Soak grains and beans (whether or not you will be cooking them) to reduce their phytic acid. This compound can affect how well your body absorbs the minerals in the beans and grains.
Remember that heat and light can degrade the nutrients in fruit and vegetables. Store all vegetables and leafy greens in the fridge. The exception is root vegetables, which should be kept at room temperature. Store fruits (including tomatoes and avocados) at room temperature and away from direct sunlight. A fruit bowl in a shaded part of the kitchen is ideal. You'll see it regularly - which will encourage you to eat more fruit - but the produce will stay fresh.
Do you chop fresh vegetables and store them in the fridge that way? Squeeze some lemon juice over them and make sure the container is air tight. The vitamin C from the lemon will slow down the decaying process and keep chopped vegetables fresher for longer.

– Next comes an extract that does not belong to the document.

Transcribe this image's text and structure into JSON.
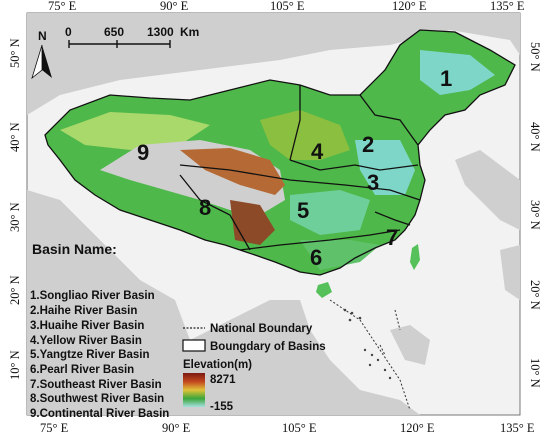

Herbs are a wonderful source of nutrition. Buy fresh herbs, and use this clever trick to keep them bursting with health benefits. Chop them, sprinkle them into ice cube trays, add a little water, and then freeze the herbs.
Foods which are high in Vitamin B, C, and folate should be eaten raw whenever possible. This includes seeds, peas, avocado, bell peppers, broccoli and Brussels sprouts. Try shredding them and eating as a salad.
Did you know that some vitamins are fat-soluble? If you combine foods containing these vitamins with some dietary fat you will absorb more nutrition. One tasty example is eggs with mushrooms, spinach, and sweet potato all cooked in a little butter or coconut oil.
Combining iron with Vitamin C is another great strategy. Pair spinach, kale, or lentils with lemon juice, orange slices, strawberries, or fresh chilli.